Championing today’s fashion notion of anything goes and absconding traditional dressing archetypes, a number of designers incorporated classically feminine fabrications and silhouettes amongst their menswear shows. None more so than Danish-born Astrid Andersen, who has forever challenged the stereotypes of masculinity. The designer was an early innovator of modern sports luxe, outfitting rappers in tracksuits rendered in lace, and six years later, continues to lead the pack.
For Spring/Summer 2018 she quoted backstage, “Femininity is less about what we see than what we want to see.” Amid the collection we witnessed languid striped silks seen on jackets, shirts, shorts and bombers, sleek two-piece floral tracksuits, micro-fine tailored basketball shorts, luxurious crushed velvet tops and matching trousers and forest green parachute coats. A tweed tracksuit reminiscent of Chanel particularly caught the sartorial eye, albeit making a gesture about competing with fashion’s biggest contenders. Obvious male attributes arrived in the form of killer abs on show, ironically revealed by the wearing of skimpy crop tops.
Bobby Abley’s unique charm, wit and humour was in full abundance, where a familiar cohesion of nostalgic and playful imagery contributed to his modern menswear line. His Spring/Summer 2018 offering included second skin, midriff-baring crop tops and pink ruffled mini skirts styled with Timberland boots. Burgundy athletic hoodies were once again cut very short up the model’s ultra-defined torso with a matching skirt and handbag.

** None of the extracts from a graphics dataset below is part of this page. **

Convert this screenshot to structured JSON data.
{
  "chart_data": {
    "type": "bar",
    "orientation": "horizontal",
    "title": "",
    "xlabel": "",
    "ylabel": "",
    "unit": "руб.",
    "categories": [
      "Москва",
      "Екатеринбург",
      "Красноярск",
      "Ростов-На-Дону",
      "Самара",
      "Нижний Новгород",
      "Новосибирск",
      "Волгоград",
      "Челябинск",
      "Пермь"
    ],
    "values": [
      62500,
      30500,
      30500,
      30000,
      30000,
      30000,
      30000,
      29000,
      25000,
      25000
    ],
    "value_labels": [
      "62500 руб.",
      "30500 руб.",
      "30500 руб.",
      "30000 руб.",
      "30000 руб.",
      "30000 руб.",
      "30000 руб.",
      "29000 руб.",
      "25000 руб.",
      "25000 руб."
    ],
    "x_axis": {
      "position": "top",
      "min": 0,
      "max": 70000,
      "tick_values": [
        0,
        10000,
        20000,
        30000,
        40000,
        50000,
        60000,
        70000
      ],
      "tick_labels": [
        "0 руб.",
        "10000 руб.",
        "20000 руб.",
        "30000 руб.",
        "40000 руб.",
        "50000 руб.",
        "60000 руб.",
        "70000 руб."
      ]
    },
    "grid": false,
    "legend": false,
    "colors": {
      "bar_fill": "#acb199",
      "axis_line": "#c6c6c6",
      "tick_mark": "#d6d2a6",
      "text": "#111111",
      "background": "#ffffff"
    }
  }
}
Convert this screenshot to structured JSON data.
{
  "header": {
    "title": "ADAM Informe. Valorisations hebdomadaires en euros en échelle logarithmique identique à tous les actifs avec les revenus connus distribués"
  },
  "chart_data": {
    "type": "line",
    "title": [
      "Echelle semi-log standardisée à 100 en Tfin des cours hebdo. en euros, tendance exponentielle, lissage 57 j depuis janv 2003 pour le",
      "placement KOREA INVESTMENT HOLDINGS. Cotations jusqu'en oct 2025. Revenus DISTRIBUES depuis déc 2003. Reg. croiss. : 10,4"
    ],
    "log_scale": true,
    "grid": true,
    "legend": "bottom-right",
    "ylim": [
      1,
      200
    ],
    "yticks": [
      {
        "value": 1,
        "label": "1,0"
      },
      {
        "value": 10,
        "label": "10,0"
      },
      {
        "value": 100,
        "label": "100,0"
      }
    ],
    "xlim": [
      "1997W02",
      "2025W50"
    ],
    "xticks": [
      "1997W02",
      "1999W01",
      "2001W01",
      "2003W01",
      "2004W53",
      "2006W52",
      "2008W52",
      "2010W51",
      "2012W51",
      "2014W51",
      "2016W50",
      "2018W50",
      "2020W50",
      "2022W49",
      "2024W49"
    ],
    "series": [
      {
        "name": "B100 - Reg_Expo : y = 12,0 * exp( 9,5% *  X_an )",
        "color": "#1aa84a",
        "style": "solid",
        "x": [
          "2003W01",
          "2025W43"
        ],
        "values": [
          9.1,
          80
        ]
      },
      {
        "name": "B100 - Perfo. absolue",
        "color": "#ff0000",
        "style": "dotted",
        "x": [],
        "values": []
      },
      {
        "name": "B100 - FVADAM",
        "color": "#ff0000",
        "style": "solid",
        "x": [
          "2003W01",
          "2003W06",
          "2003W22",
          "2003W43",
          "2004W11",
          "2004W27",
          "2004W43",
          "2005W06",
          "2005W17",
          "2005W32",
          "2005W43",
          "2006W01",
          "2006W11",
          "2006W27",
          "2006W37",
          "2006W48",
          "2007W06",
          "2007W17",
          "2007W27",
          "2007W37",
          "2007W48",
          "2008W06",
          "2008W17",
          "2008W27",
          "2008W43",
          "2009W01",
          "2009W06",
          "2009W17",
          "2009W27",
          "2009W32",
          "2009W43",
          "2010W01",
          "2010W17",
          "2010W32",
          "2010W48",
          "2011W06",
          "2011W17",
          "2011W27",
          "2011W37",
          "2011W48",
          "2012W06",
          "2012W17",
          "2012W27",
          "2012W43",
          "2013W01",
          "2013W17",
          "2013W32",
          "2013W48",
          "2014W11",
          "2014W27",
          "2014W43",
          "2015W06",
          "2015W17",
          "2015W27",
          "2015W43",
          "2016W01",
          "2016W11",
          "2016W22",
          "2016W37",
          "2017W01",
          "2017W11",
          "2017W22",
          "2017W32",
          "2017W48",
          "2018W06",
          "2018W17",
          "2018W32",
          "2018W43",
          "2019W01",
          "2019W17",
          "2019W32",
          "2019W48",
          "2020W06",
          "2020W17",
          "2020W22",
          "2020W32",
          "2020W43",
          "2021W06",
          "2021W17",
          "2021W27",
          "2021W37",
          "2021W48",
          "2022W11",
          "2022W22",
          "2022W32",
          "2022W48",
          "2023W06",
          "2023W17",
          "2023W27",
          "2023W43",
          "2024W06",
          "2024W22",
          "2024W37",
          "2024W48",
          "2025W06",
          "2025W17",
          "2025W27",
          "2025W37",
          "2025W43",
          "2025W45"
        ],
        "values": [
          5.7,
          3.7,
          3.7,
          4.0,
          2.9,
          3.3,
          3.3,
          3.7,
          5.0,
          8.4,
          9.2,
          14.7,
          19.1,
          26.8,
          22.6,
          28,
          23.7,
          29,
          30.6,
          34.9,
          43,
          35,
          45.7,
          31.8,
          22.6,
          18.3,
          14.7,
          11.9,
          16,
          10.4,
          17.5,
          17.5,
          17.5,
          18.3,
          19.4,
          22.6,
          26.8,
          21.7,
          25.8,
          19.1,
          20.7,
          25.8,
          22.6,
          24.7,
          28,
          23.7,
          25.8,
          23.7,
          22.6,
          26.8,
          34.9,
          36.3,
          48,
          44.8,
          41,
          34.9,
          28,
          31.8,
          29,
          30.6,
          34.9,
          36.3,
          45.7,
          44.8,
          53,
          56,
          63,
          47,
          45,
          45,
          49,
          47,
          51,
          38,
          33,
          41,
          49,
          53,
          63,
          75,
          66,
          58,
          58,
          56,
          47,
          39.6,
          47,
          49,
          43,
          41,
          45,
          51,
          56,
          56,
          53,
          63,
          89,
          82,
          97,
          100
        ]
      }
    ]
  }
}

The MAN show saw talents such as RCA graduate Per Gotesson take centre stage, with a collection that featured a variety of knitted string vests, many styled inside out and in a shade of Barbie. Relaxed tailoring was evident, showcasing oversized, flared trousers with bunched up ruffles falling from the hip.
It may have only been Art School’s second season at London Fashion Week: Men’s but with a collection from Eden Loweth and Tom Barratt comprising of queer couture, show attendees were in for a surreal fashion experience. Translating as an “unfolding narrative of a nonbinary paradise”, we witnessed silk and velvet frocks, an all pink nod to bikers, mint-hued two-pieces with fluffy white panels and a diamante infused red sweetheart dress. Amalgamating ‘theatre, friendship and fantasy’, the collection served as the ideal cure to annihilate any post-hangover, with the “Macarena” playing overhead. Inevitably, the show was an indication which challenged conformity and acted as some much-needed joy.